Features: "whatever inputs we provide to our model."

"when your data doesn't have enough features, your model is likely to underfit. And when your data has too many features, it's easy to overfit. But what are features and where do they come from?"

"In the simplest case, features are simply given to you. If you want to predict someone's salary based on her years of experience, then years of experience is the only feature you have."

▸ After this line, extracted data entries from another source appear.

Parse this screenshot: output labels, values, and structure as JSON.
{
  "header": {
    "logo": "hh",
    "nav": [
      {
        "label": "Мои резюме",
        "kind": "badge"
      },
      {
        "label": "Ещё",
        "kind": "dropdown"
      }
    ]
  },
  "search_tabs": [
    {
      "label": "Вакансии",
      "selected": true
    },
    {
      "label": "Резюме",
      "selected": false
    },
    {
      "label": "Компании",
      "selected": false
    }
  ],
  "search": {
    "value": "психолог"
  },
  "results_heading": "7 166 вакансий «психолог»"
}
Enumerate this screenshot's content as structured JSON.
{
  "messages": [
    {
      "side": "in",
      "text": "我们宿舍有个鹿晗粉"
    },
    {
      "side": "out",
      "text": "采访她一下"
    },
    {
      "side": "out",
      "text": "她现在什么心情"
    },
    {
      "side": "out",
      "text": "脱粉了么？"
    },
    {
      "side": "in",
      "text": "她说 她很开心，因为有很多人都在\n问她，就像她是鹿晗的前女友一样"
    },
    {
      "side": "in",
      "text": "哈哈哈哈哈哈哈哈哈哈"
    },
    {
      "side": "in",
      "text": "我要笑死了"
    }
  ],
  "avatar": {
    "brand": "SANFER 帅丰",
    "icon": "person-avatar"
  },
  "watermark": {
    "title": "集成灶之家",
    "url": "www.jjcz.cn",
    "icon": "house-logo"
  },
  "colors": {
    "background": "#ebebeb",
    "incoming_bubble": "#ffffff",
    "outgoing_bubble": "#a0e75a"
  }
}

"Things become more interesting as your data becomes more complicated. Imagine trying to build a spam filter to predict whether an email is junk or not. Most models won't know what to do with a raw email, which is just a collection of text. You'll have to extract features. For example:

* Does the email contain the word 'Viagra'?
* How many times does the letter 'd' appear?
* What was the domain of the sender?

The first is simply a yes or no, which we typically encode as a 1 or 0.
The second is a number.
And the thirs is a choice from a discrete set of options.

**Pretty much always, we'll extract features from our data that fall into one of these three categories. What's more, the type of features we have constrains the type of models we can use.**"

"How do we choose features? That's where a combination of *experience* and *domain expertise* comes into play."

* "If you've received lots of emails, then you probably have a sense that the presence of certain words might be a good indicator of spamminess."
* "And you might also have a sense that the number of d's is likely not a good indicator of spamminess."